79. 認識した。
じわ、とパニックが押し寄せた。
着るのはともかく和裁ってどうすればイイんだ? あれ? 肌襦袢って肌着じゃないか……身内でもない女の衣服を縫うってセクハラにならないか?
頭を抱えそうになったその時。
ふ、と。
自分の、子供の頃を思い出した。
宿題になったエプロンを、持ち帰って縫っていたときだ。
縁側で将棋を指していた祖父と隣家の爺さまが「自分達の時とは違う」と言っていた。
確か、……昔は教科によっては男女別だったって言ってなかったか。
男子生徒は技術分野、女子生徒は家庭分野と選択が決まっていて、分かれて授業をしていたとか何とか。
……。
自分ひょっとして女だと思われてる?
認識した瞬間、ダイジな何かがポッキリと折れた。
ガクリ、と力が抜けて両膝に手をつく。
視界の端でイーラとイリイチがビクリと肩を震わせたが、自分は現実逃避したくなっていた。
もうアレだ。
心境は……、落雷で半日分の作業データがフロア全逝きした状態に近い。
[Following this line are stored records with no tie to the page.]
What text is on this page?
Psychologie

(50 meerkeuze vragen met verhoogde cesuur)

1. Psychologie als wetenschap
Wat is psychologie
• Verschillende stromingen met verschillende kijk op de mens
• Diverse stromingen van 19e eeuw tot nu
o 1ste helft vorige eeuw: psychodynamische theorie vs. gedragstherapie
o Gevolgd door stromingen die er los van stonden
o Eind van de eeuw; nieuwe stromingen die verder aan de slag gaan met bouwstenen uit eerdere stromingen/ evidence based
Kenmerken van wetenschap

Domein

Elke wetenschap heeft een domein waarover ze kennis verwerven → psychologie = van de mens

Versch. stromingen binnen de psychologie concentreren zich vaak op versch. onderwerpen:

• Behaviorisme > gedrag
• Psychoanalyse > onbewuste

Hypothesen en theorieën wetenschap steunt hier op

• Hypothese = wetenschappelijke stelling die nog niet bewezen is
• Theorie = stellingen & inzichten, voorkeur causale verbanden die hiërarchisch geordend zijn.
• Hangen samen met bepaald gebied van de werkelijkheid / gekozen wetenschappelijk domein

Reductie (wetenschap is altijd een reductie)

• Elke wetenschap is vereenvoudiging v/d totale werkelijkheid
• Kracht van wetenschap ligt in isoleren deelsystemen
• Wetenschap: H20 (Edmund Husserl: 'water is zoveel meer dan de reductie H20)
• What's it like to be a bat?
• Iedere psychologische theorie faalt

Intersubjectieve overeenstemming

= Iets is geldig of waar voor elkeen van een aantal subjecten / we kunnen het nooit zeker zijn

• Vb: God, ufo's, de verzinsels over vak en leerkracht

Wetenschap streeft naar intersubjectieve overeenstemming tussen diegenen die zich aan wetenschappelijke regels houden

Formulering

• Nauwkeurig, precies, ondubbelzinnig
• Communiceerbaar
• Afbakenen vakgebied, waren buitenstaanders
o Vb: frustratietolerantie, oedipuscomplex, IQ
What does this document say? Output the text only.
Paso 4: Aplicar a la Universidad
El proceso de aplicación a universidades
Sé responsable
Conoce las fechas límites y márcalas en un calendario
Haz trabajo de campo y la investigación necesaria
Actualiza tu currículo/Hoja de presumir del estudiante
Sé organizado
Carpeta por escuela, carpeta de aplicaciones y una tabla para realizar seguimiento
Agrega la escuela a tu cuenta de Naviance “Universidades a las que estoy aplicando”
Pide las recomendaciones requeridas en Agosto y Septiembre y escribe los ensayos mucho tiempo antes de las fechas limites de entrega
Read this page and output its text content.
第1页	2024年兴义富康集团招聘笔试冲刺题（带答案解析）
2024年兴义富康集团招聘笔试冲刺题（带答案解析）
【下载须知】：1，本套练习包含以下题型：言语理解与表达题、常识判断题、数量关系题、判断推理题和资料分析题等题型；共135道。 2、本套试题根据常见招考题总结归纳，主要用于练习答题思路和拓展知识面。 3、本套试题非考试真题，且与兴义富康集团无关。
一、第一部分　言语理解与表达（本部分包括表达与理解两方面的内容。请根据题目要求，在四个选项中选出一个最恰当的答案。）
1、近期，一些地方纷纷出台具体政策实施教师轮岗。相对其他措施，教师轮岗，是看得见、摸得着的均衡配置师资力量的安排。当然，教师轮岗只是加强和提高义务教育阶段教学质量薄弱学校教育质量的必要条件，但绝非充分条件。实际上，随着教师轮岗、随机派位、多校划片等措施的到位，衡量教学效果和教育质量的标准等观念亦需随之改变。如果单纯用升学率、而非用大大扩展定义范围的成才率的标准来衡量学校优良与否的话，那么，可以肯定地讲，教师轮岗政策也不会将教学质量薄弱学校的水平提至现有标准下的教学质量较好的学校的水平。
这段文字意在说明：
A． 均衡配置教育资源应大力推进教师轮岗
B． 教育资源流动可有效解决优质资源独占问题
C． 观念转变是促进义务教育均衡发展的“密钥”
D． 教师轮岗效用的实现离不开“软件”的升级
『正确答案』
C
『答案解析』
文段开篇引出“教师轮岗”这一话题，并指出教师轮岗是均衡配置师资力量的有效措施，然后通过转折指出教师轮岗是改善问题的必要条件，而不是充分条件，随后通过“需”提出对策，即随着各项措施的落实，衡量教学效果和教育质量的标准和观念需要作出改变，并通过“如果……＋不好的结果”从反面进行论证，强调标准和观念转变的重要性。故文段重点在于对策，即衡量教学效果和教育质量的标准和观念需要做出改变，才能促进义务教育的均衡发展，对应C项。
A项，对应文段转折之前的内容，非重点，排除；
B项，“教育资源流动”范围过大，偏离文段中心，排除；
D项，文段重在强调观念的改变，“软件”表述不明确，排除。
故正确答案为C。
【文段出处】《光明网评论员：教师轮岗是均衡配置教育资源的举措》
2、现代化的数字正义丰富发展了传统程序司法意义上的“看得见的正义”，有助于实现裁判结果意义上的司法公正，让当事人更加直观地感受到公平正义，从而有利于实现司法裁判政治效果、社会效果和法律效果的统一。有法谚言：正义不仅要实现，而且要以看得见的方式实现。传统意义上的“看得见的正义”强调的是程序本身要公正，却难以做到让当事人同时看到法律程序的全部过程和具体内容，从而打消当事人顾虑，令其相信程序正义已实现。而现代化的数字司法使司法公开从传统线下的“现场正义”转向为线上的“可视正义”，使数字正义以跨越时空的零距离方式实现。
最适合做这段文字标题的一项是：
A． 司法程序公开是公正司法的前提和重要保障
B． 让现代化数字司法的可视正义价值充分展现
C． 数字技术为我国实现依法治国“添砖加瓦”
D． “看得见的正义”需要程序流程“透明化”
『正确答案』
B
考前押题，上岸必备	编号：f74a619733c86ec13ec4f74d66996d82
あの時はキーボードに指を置いたままフリーズした。停電特有の仄暗い職場で、勤務中だったけれどウチに帰って寝たくなったっけ。
瞳を閉じて、目を開く。
ふらりと立って、木目の美しい床を見て漆喰の天井を見上げ、息を吐いた。
イーラとイリイチへ身体ごと向き直った。
「……準備をしたいので。イーラ、続き部屋の使用を許してもらっていいですか?」
「ええ、ええ。もちろん。今ドアを開けるわ」
心配そうに見ていたイーラは、すぐに部屋の前に立った。
貫頭衣のポケットから鍵束を取り出し差し込むと、ガチリと錠が噛み合って、重厚なドアが開かれる。
イーラは唇を開きかけて、つんのめる様に口を閉ざした。魔法で明かりを灯そうとして、思い止まったようだ。
「ランプを持って来るわ。先に入ってて。机や道具は適当に動かしてかまわないから」
歩き乍言う彼女にイリイチが頷いたのを見て、自分は部屋に入った。